Use multiple mannequin
If you’re constructing and testing your toolkit, don’t simply use one AI. Run the identical job by a second mannequin. sample that labored for me was persistently having Claude generate the toolkit and Gemini verify its work.
Completely different fashions catch various things, and this issues for each growing and testing the toolkit. I used Claude and Gemini collectively all through Octobatch improvement, and I overruled each after they have been unsuitable about product intent. You are able to do the identical factor: If you happen to work with a number of AIs all through your mission, you’ll begin to get a really feel for the totally different sorts of questions they’re good at answering.
When you’ve gotten a number of fashions generate config from the identical toolkit independently, you discover out quick the place your documentation is ambiguous. If two fashions interpret the identical rule in a different way, the rule wants rewriting. That’s a sign you possibly can’t get from utilizing only one mannequin.
The guide, revisited
That AT&T PC 6300 guide devoted a full web page to labeling diskettes, which can have been overkill, nevertheless it acquired one factor proper: it described the constructing blocks and trusted the reader to determine the remainder. It simply had the unsuitable reader in thoughts.
The toolkit sample is identical concept, pointed at a unique viewers. You write a file that describes your mission’s configuration format, its constraints, and sufficient labored examples that any AI can generate working inputs from a plain-English description. Your customers by no means need to be taught YAML or memorize your schema, as a result of they’ve a dialog with the AI and it handles the interpretation.

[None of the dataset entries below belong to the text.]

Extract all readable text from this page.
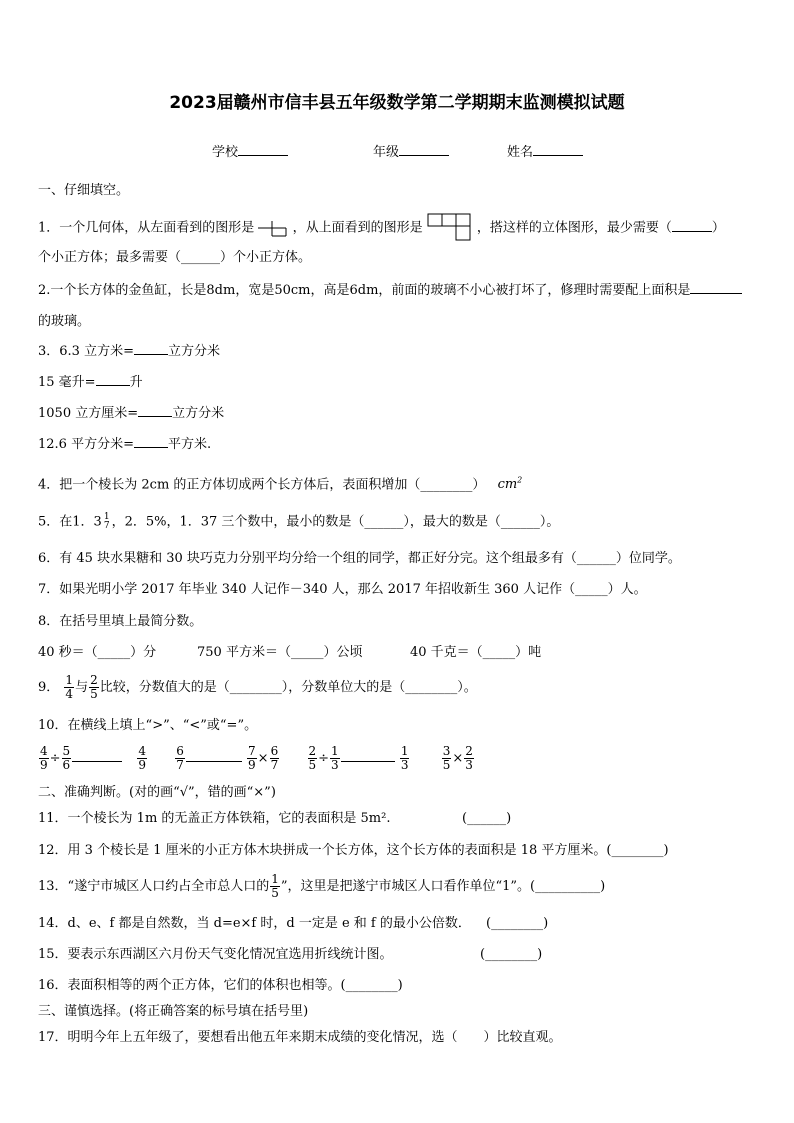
2023届赣州市信丰县五年级数学第二学期期末监测模拟试题
学校	年级	姓名
一、仔细填空。
1．一个几何体，从左面看到的图形是	，从上面看到的图形是	，搭这样的立体图形，最少需要（	）
个小正方体；最多需要（______）个小正方体。
2.一个长方体的金鱼缸，长是8dm，宽是50cm，高是6dm，前面的玻璃不小心被打坏了，修理时需要配上面积是
的玻璃。
3．6.3 立方米=	立方分米
15 毫升=	升
1050 立方厘米=	立方分米
12.6 平方分米=	平方米.
4．把一个棱长为 2cm 的正方体切成两个长方体后，表面积增加（________） $cm^2$
5．在1．3 1
7 ，2．5%，1．37 三个数中，最小的数是（______），最大的数是（______）。
6．有 45 块水果糖和 30 块巧克力分别平均分给一个组的同学，都正好分完。这个组最多有（______）位同学。
7．如果光明小学 2017 年毕业 340 人记作－340 人，那么 2017 年招收新生 360 人记作（_____）人。
8．在括号里填上最简分数。
40 秒＝（_____）分	750 平方米＝（_____）公顷	40 千克＝（_____）吨
9． $\frac{1}{4}$ 与 $\frac{2}{5}$ 比较，分数值大的是（________），分数单位大的是（________）。
10．在横线上填上“>”、“<”或“=”。
$\frac{4}{9} \div \frac{5}{6}$
	$\frac{4}{9}$
$\frac{6}{7}$
	$\frac{7}{9} \times \frac{6}{7}$
$\frac{2}{5} \div \frac{1}{3}$
	$\frac{1}{3}$
	$\frac{3}{5} \times \frac{2}{3}$
二、准确判断。(对的画“√”，错的画“×”)
11．一个棱长为 1m 的无盖正方体铁箱，它的表面积是 5m².	(______)
12．用 3 个棱长是 1 厘米的小正方体木块拼成一个长方体，这个长方体的表面积是 18 平方厘米。(________)
13．“遂宁市城区人口约占全市总人口的 $\frac{1}{5}$ ”，这里是把遂宁市城区人口看作单位“1”。(__________)
14．d、e、f 都是自然数，当 d=e×f 时，d 一定是 e 和 f 的最小公倍数． (________)
15．要表示东西湖区六月份天气变化情况宜选用折线统计图。	(________)
16．表面积相等的两个正方体，它们的体积也相等。(________)
三、谨慎选择。(将正确答案的标号填在括号里)
17．明明今年上五年级了，要想看出他五年来期末成绩的变化情况，选（　　）比较直观。
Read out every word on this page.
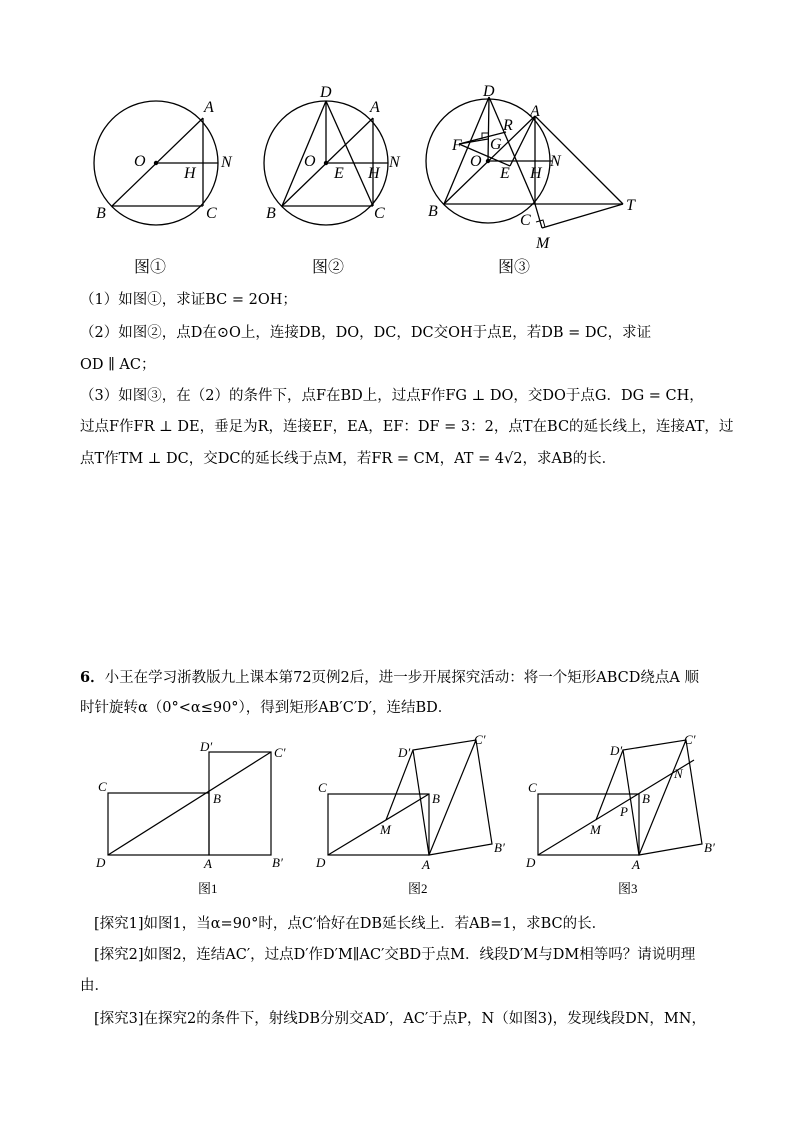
A
N
O
H
B	C
图①
D
A
N
O
E H
B	C
图②
D
A
R
F G
O
E H
N
B
C
T
M
图③
（1）如图①，求证BC = 2OH；
（2）如图②，点D在⊙O上，连接DB，DO，DC，DC交OH于点E，若DB = DC，求证
OD ∥ AC；
（3）如图③，在（2）的条件下，点F在BD上，过点F作FG ⊥ DO，交DO于点G．DG = CH，
过点F作FR ⊥ DE，垂足为R，连接EF，EA，EF：DF = 3：2，点T在BC的延长线上，连接AT，过
点T作TM ⊥ DC，交DC的延长线于点M，若FR = CM，AT = 4√2，求AB的长．
6．小王在学习浙教版九上课本第72页例2后，进一步开展探究活动：将一个矩形ABCD绕点A 顺
时针旋转α（0°<α≤90°），得到矩形AB′C′D′，连结BD．
C
D	A
B
D′	C′
B′
图1
C
D	A
B
D′
C′
B′
M
图2
C
D	A
B
D′
C′
B′
M
P
N
图3
[探究1]如图1，当α=90°时，点C′恰好在DB延长线上．若AB=1，求BC的长．
[探究2]如图2，连结AC′，过点D′作D′M∥AC′交BD于点M．线段D′M与DM相等吗？请说明理
由．
[探究3]在探究2的条件下，射线DB分别交AD′，AC′于点P，N（如图3)，发现线段DN，MN，
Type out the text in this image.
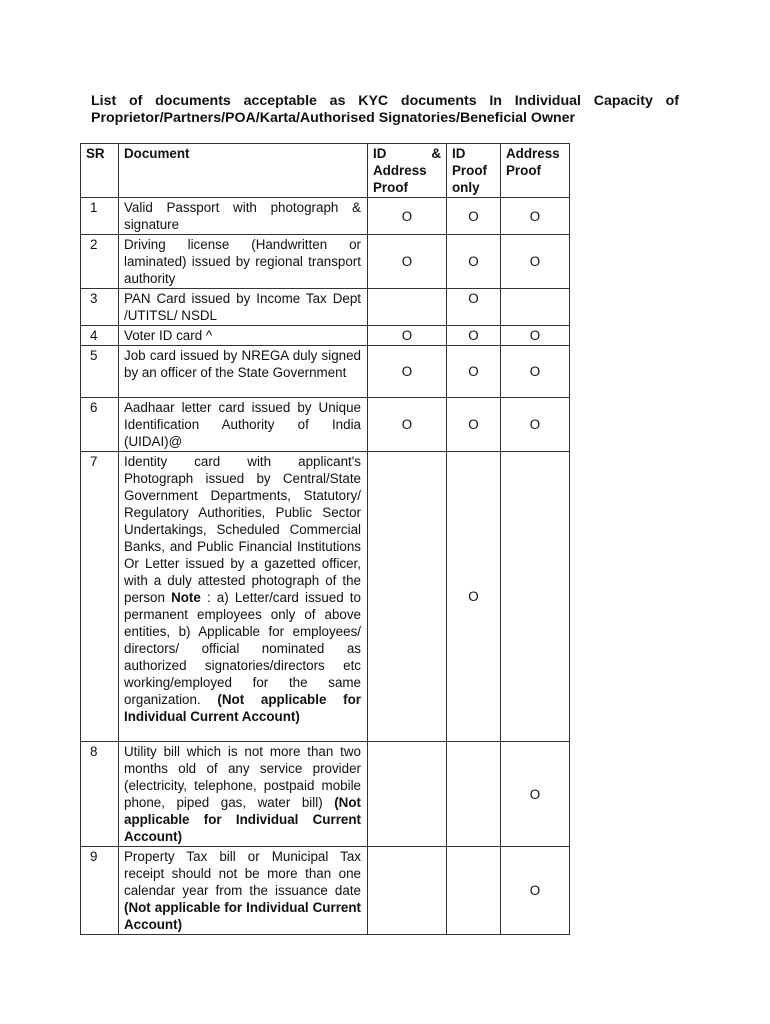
List of documents acceptable as KYC documents In Individual Capacity of Proprietor/Partners/POA/Karta/Authorised Signatories/Beneficial Owner
SR	Document	ID & Address Proof	ID Proof only	Address Proof
1	Valid Passport with photograph & signature	O	O	O
2	Driving license (Handwritten or laminated) issued by regional transport authority	O	O	O
3	PAN Card issued by Income Tax Dept /UTITSL/ NSDL		O	
4	Voter ID card ^	O	O	O
5	Job card issued by NREGA duly signed by an officer of the State Government	O	O	O
6	Aadhaar letter card issued by Unique Identification Authority of India (UIDAI)@	O	O	O
7	Identity card with applicant's Photograph issued by Central/State Government Departments, Statutory/ Regulatory Authorities, Public Sector Undertakings, Scheduled Commercial Banks, and Public Financial Institutions Or Letter issued by a gazetted officer, with a duly attested photograph of the person Note : a) Letter/card issued to permanent employees only of above entities, b) Applicable for employees/ directors/ official nominated as authorized signatories/directors etc working/employed for the same organization. (Not applicable for Individual Current Account)		O	
8	Utility bill which is not more than two months old of any service provider (electricity, telephone, postpaid mobile phone, piped gas, water bill) (Not applicable for Individual Current Account)			O
9	Property Tax bill or Municipal Tax receipt should not be more than one calendar year from the issuance date (Not applicable for Individual Current Account)			O
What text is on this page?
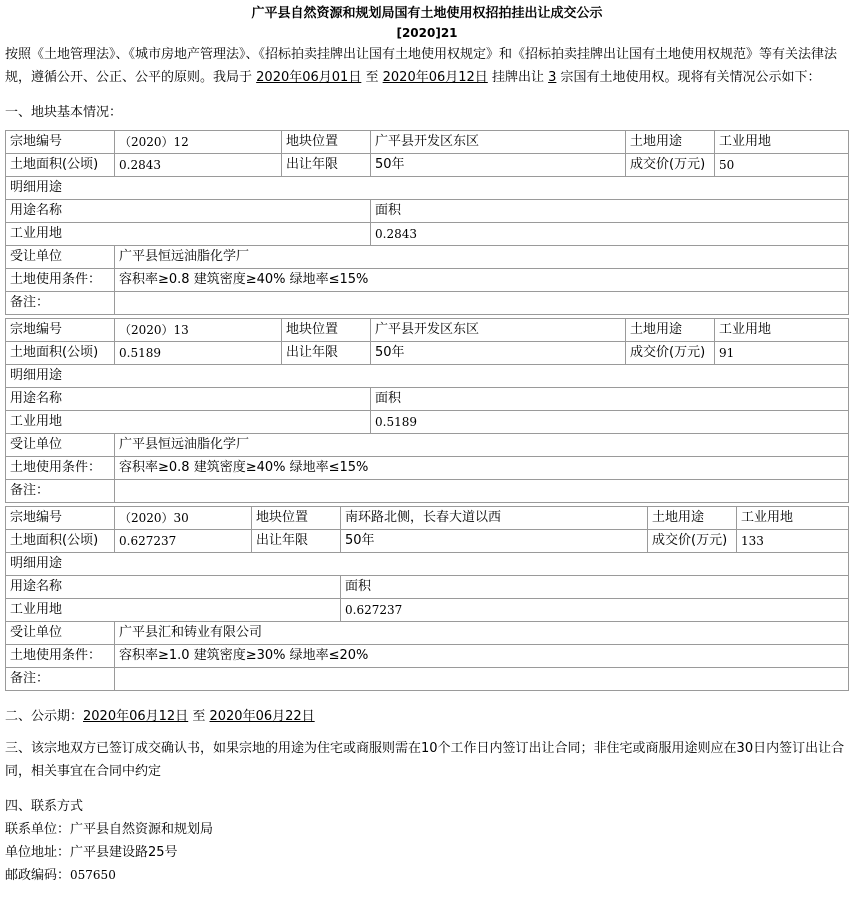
广平县自然资源和规划局国有土地使用权招拍挂出让成交公示
[2020]21

按照《土地管理法》、《城市房地产管理法》、《招标拍卖挂牌出让国有土地使用权规定》和《招标拍卖挂牌出让国有土地使用权规范》等有关法律法规，遵循公开、公正、公平的原则。我局于 2020年06月01日 至 2020年06月12日 挂牌出让 3 宗国有土地使用权。现将有关情况公示如下：

一、地块基本情况：
宗地编号	（2020）12	地块位置	广平县开发区东区	土地用途	工业用地
土地面积(公顷)	0.2843	出让年限	50年	成交价(万元)	50
明细用途					
用途名称			面积		
工业用地			0.2843		
受让单位	广平县恒远油脂化学厂				
土地使用条件：	容积率≥0.8 建筑密度≥40% 绿地率≤15%				
备注：					
宗地编号	（2020）13	地块位置	广平县开发区东区	土地用途	工业用地
土地面积(公顷)	0.5189	出让年限	50年	成交价(万元)	91
明细用途					
用途名称			面积		
工业用地			0.5189		
受让单位	广平县恒远油脂化学厂				
土地使用条件：	容积率≥0.8 建筑密度≥40% 绿地率≤15%				
备注：					
宗地编号	（2020）30	地块位置	南环路北侧，长春大道以西	土地用途	工业用地
土地面积(公顷)	0.627237	出让年限	50年	成交价(万元)	133
明细用途					
用途名称			面积		
工业用地			0.627237		
受让单位	广平县汇和铸业有限公司				
土地使用条件：	容积率≥1.0 建筑密度≥30% 绿地率≤20%				
备注：					
二、公示期：2020年06月12日 至 2020年06月22日

三、该宗地双方已签订成交确认书，如果宗地的用途为住宅或商服则需在10个工作日内签订出让合同；非住宅或商服用途则应在30日内签订出让合同，相关事宜在合同中约定

四、联系方式
联系单位：广平县自然资源和规划局
单位地址：广平县建设路25号
邮政编码：057650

If you happen to’re constructing a mission and also you need AI to have the ability to assist your customers, begin right here: write the toolkit file earlier than you write the README, develop it from actual failures as a substitute of making an attempt to plan all of it upfront, hold it lean, take a look at it through the use of it, and use multiple mannequin as a result of no single AI catches the whole lot.
The AT&T guide’s Chapter 4 was known as “What Each Consumer Ought to Know.” Your toolkit file is “What Each AI Ought to Know.” The distinction is that this time, the reader will truly use it.
Within the subsequent article, I’ll begin with a statistic about developer belief in AI-generated code that turned out to be fabricated by the AI itself—and use that to clarify why I constructed a top quality playbook that revives the standard high quality practices most groups reduce many years in the past. It explores an unfamiliar codebase, generates an entire high quality infrastructure—exams, evaluate protocols, validation guidelines—and finds actual bugs within the course of. It really works throughout Java, C#, Python, and Scala, and it’s out there as an open supply Claude Code talent.